To succeed in your interviews, you must deeply understand the core competencies Alivi evaluates. The following areas represent the technical and analytical pillars expected of a Junior Financial Data Analyst.
Financial Data Manipulation & Excel Mastery
Because you will be handling financial records, claims, and operational costs, exceptional spreadsheet skills are non-negotiable. Alivi evaluates your ability to clean, organize, and analyze raw financial data quickly and accurately. Strong performance means moving beyond basic formulas to build dynamic, error-free models.
Be ready to go over:
- Advanced Formulas – Deep knowledge of VLOOKUP, XLOOKUP, INDEX/MATCH, and complex nested IF statements.
- Data Summarization – Building robust PivotTables and utilizing Power Query to ingest and transform messy datasets.
- Data Validation – Implementing checks and balances to ensure financial data integrity before presenting it to leadership.
- Advanced concepts (less common) – VBA macros for automating repetitive month-end reporting tasks.
Example questions or scenarios:
- "Walk me through how you would identify and resolve a discrepancy between two large financial reports."
- "Explain how you use PivotTables to summarize monthly transportation claim costs."

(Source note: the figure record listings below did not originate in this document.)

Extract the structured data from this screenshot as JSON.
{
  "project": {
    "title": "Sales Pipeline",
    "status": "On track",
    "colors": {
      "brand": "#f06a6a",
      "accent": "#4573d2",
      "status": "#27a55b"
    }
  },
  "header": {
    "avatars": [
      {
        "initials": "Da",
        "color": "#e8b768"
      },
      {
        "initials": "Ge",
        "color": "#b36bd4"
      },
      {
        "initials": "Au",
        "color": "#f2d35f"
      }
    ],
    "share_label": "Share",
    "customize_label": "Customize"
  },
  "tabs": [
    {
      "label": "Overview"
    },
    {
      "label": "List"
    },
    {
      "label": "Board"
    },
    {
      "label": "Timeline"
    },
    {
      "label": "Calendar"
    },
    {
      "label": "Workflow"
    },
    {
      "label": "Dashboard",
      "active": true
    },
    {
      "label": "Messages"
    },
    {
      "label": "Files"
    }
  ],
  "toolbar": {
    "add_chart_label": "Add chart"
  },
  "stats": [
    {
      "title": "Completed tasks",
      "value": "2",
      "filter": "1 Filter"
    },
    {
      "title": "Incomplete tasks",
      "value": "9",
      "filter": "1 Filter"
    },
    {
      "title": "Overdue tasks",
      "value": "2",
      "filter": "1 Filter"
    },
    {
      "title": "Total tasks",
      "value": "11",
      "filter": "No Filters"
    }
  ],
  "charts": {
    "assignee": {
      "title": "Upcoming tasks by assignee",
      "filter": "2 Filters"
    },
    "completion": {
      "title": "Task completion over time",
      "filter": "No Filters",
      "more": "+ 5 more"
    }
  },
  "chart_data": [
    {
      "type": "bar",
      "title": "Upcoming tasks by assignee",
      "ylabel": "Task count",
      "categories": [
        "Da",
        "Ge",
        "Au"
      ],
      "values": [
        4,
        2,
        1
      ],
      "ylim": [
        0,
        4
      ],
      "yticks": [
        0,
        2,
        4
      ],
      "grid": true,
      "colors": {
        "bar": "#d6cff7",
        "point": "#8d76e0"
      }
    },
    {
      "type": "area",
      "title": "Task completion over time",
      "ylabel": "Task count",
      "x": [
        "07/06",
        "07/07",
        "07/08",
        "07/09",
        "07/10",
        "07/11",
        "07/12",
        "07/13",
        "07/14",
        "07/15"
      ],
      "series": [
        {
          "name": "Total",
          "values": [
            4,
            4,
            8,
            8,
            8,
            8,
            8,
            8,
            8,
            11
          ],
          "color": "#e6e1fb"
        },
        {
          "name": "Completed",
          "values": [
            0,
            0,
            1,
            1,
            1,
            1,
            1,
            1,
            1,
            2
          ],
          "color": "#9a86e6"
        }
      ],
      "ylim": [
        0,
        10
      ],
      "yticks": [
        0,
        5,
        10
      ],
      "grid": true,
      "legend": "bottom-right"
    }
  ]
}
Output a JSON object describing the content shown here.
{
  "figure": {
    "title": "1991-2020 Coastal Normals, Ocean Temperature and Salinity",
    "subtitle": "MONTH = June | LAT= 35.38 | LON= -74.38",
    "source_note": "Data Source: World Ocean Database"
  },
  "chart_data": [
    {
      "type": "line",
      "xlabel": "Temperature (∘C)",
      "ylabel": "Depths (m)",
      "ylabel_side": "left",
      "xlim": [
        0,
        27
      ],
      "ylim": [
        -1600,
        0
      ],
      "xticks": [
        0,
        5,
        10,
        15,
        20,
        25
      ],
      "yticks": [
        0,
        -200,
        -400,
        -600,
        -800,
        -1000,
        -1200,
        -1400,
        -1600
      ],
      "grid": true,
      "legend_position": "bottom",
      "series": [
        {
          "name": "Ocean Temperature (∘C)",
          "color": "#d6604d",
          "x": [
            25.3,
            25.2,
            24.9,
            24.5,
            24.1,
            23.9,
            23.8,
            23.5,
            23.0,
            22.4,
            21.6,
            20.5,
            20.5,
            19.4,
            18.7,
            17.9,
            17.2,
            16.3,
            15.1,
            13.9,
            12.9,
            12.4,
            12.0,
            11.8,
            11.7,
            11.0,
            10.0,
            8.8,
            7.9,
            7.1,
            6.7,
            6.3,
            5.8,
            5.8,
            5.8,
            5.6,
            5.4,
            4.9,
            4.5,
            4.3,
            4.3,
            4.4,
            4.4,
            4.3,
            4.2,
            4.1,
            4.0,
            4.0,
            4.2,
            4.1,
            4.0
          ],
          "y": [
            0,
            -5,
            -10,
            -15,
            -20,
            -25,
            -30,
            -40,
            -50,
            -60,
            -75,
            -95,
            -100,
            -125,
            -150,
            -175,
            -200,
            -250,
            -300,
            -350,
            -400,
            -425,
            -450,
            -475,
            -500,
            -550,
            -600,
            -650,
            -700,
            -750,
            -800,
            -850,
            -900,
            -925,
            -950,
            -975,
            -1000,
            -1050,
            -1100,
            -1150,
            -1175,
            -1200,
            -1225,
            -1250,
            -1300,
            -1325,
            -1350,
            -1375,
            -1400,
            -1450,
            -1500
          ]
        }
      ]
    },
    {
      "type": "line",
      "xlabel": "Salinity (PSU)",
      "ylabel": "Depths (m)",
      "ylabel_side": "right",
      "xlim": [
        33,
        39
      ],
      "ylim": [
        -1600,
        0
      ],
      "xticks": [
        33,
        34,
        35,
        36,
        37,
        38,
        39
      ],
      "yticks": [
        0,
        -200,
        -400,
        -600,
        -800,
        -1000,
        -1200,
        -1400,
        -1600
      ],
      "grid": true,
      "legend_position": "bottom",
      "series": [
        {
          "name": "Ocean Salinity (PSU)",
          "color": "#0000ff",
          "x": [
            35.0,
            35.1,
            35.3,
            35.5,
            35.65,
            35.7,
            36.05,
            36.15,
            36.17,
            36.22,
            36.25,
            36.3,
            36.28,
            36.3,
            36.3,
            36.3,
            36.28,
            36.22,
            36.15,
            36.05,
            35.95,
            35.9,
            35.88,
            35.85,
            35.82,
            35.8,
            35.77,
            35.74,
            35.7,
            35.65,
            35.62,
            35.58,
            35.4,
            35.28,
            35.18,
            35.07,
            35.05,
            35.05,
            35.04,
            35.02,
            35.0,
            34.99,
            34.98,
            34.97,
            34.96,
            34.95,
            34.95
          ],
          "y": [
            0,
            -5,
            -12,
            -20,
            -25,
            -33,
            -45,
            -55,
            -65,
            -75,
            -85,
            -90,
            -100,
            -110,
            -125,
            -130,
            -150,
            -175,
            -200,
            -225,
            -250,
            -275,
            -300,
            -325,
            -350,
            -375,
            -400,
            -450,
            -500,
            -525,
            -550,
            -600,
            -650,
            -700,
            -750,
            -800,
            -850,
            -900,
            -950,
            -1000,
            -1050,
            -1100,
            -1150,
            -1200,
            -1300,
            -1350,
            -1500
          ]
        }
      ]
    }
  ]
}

- "Describe a time you caught a significant data error before it reached senior management."
SQL & Database Querying
While Excel is heavily used, querying data directly from relational databases is increasingly critical. Interviewers will assess your ability to extract the exact data you need without relying on engineers. A strong candidate writes clean, efficient SQL queries that join multiple operational tables.
Be ready to go over:
- Data Extraction – Writing SELECT statements with multiple WHERE clauses to filter financial records.
- Joins & Relationships – Understanding INNER, LEFT, and RIGHT joins to combine claims data with provider payout tables.
- Aggregations – Using GROUP BY, SUM, AVG, and COUNT to generate high-level financial summaries.
- Advanced concepts (less common) – Window functions (e.g., ROW_NUMBER, RANK) to analyze month-over-month financial trends.
Example questions or scenarios:
- "Write a query to find the total payout amount for a specific transportation provider in Q3."
- "How would you join a table of patient appointments with a table of billing invoices to find unbilled trips?"
- "Explain the difference between a WHERE clause and a HAVING clause in the context of financial aggregations."
Business Acumen & Healthcare Context
Alivi operates in a specialized sector of the healthcare industry. Your ability to connect data points to business realities is highly scrutinized. Evaluators want to see that you understand how your data analysis impacts the bottom line, operational efficiency, and patient experience.
Be ready to go over:
- Cost Analysis – Identifying trends in operational spending and suggesting areas for cost reduction.
- Revenue Tracking – Understanding the lifecycle of a claim or service and how it translates to recognized revenue.
- Stakeholder Communication – Translating complex financial data into simple, actionable narratives for non-technical leaders.
- Advanced concepts (less common) – Familiarity with healthcare compliance (HIPAA) as it relates to data handling.
Example questions or scenarios:
- "How would you explain a sudden 15% spike in transportation costs to the Director of Operations?"
- "What metrics would you look at to determine if a specific healthcare benefit program is profitable?"
- "Describe a time you used data to persuade a stakeholder to change their business strategy."